For the predictive model, we used an ensemble of five random forest (RF) classifiers. For features, we used 2048-bit ECFP fingerprints as implemented in RDKit (https://www.rdkit.org/). We trained five random forest models on a cross-validated dataset to solve a binary classification problem. Each model in the ensemble returns the probability of class “active” for an input molecule. The resulting ensemble prediction is obtained by averaging predictions of all models in the ensemble.

An interesting observation about this dataset is the presence of a privileged scaffold. Around 50% of molecules that fall into active class after binarization contain quinazoline chemotype48,49, a known hinge binder in kinase inhibitors50. From the crystal structures of know EGFR inhibitors, it is known that hydrophobic residues surround quinazoline ring.
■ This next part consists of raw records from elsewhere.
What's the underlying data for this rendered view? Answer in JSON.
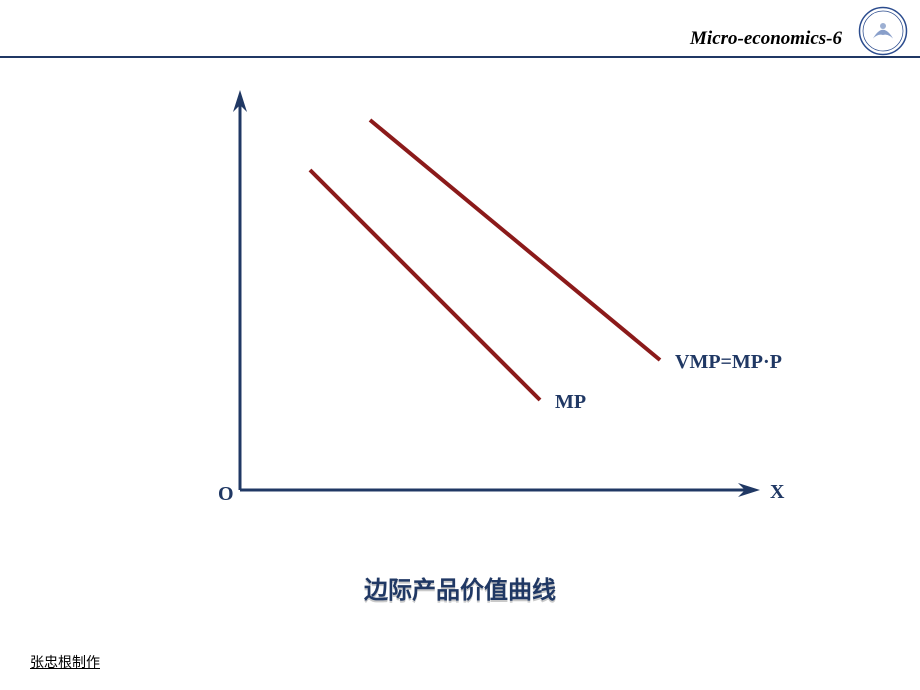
{
  "header": {
    "title": "Micro-economics-6",
    "title_color": "#000000",
    "underline_color": "#203864",
    "logo": {
      "ring_color": "#2a4b8d",
      "inner_color": "#ffffff",
      "accent_color": "#3a5fa6"
    }
  },
  "chart": {
    "type": "line",
    "background_color": "#ffffff",
    "axes": {
      "color": "#203864",
      "stroke_width": 3,
      "arrow_size": 12,
      "origin_label": "O",
      "x_label": "X",
      "label_color": "#203864",
      "label_fontsize": 20,
      "x_range": [
        0,
        520
      ],
      "y_range": [
        0,
        380
      ]
    },
    "lines": [
      {
        "id": "mp",
        "label": "MP",
        "label_color": "#203864",
        "color": "#8b1a1a",
        "stroke_width": 4,
        "x1": 70,
        "y1": 120,
        "x2": 300,
        "y2": 350
      },
      {
        "id": "vmp",
        "label": "VMP=MP·P",
        "label_color": "#203864",
        "color": "#8b1a1a",
        "stroke_width": 4,
        "x1": 130,
        "y1": 70,
        "x2": 420,
        "y2": 310
      }
    ],
    "title": "边际产品价值曲线",
    "title_color": "#203864",
    "title_fontsize": 24
  },
  "footer": {
    "text": "张忠根制作",
    "color": "#000000"
  }
}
The aniline group substituted at the 4th position of quinazoline ring and itself quinazoline ring of drugs like gefitinib and erlotinib are bounded by the hydrophobic pocket51,52. With such a 4-anilinoquinazoline prevalence, we expect to see a bias in the predictive model’s predictions towards this specific chemotype.

Experimental validation

Compounds that emerged as computational hits were purchased from Enamine (https://www.enaminestore.com/) and resuspended in 100% DMSO at 10 mM concentration. In vitro experiments were performed at Reaction Biology (https://www.reactionbiology.com/) using a radioactive assay based on the transfer of 33P-labeled phosphate from ATP to the kinase substrate53. The HotSpotSM assay utilizes a miniaturized filter binding, where reaction mixtures are spotted onto filter papers. Then reaction mixture binds the radioisotope-labeled catalytic product. Unreacted phosphate is removed via washing of the filter papers. All reactions were carried out at 10 μM ATP concentrations.